I don't pretend to have all the answers, because I don't, not even close. At this point, what I can do is teach my own (because fortunately I am in a position to be able to do so), share & glean some knowledge and creativity with other families & community around me, and keep asking questions - how can I do it better? How can 'they' do it better? Is the competitive, end-goal-driven, one-size-fits-all way of educating our youth contributing to the increasing epidemic of general apathy and disturbing cruelty some students display toward each other? What type of education do our children, the adults of tomorrow, need to truly prepare them for life in the 21st century? Somehow I feel, for one, education has to move beyond simply educating the mind, beyond the end-goal of diploma-college-$$JOB$$, and address emotional and spiritual development as well. Is that possible to achieve on a mass scale? The Mind & Life Institute is one organization I've come across that seems to have some interesting ideas on the matter. I personally feel that integrating the arts and creativity are key to bringing in the emotional and spiritual components, which is why I'm a fan of Sir Ken Robinson.
What are your thoughts on the matter? How do you deal with these issues in your own family? Do you have any ideas for a revolution in education? I'd love to hear from you....
great post Artis. Obama said that kids need to discover what they are good at. My issue with that is when are they given the time and space to do that.

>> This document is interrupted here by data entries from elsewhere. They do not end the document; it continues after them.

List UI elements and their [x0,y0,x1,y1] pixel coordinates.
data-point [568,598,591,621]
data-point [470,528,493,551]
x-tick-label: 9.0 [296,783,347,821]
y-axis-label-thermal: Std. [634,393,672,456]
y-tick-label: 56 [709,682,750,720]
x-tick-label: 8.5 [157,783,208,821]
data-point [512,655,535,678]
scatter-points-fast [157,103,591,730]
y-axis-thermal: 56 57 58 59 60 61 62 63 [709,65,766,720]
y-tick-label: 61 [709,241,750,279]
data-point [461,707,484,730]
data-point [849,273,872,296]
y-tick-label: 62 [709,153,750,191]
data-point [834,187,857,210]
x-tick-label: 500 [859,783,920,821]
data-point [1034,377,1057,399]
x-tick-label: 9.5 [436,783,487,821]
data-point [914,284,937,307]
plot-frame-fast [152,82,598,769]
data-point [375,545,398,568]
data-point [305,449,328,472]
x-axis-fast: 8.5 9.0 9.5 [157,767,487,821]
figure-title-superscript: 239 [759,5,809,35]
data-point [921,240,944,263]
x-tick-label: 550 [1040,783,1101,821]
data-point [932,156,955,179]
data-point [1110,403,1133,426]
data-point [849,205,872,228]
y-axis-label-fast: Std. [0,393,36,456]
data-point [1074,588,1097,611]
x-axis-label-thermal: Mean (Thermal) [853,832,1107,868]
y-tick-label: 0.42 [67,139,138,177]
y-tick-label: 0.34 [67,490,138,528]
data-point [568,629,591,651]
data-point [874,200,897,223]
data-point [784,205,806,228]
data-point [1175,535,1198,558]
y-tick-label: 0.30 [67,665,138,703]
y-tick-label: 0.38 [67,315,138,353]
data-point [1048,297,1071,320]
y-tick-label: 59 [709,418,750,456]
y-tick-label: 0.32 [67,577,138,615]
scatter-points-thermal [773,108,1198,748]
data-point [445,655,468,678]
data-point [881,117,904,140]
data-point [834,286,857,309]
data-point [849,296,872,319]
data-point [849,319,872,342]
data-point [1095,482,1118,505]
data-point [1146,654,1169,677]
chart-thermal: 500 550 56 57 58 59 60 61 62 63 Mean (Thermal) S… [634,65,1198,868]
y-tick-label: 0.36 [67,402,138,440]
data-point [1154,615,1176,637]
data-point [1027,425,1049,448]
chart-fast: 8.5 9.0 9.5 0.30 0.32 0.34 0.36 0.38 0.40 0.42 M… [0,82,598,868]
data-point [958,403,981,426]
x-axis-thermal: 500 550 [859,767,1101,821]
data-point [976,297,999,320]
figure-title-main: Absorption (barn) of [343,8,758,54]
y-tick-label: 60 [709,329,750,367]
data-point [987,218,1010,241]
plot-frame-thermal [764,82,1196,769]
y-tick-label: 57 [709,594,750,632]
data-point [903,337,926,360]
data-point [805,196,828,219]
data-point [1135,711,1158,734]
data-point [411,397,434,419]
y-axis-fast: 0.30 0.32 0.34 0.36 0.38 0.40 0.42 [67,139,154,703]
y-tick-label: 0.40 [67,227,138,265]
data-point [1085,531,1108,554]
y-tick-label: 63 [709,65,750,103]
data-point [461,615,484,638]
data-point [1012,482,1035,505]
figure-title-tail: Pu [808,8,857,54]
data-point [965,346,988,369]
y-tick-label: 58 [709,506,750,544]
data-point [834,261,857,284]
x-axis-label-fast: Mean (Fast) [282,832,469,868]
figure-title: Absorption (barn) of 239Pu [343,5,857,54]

With so much homework, testing pressure, activities, etc..., when do they have time to deeply explore different interests. I have a hard time with the idea of education==good job, as you stated. The goal of education is to be educated. It's not to become a lawyer, or work on Wall Street, or have a big house. As with most things in America, we've replaced the intangible benefits of something with some kind of carrot to reach for, and until people have a change of attitude of what an education means and should be, we can't have real, revolutionary change to the system.
ReplyDeleteBecause even the Obamas of the world see children as mainly future producers and consumers.
Karen
It may need to start with how we define success.
ReplyDeleteThis is an excellent post and I thank you for keeping this conversation going.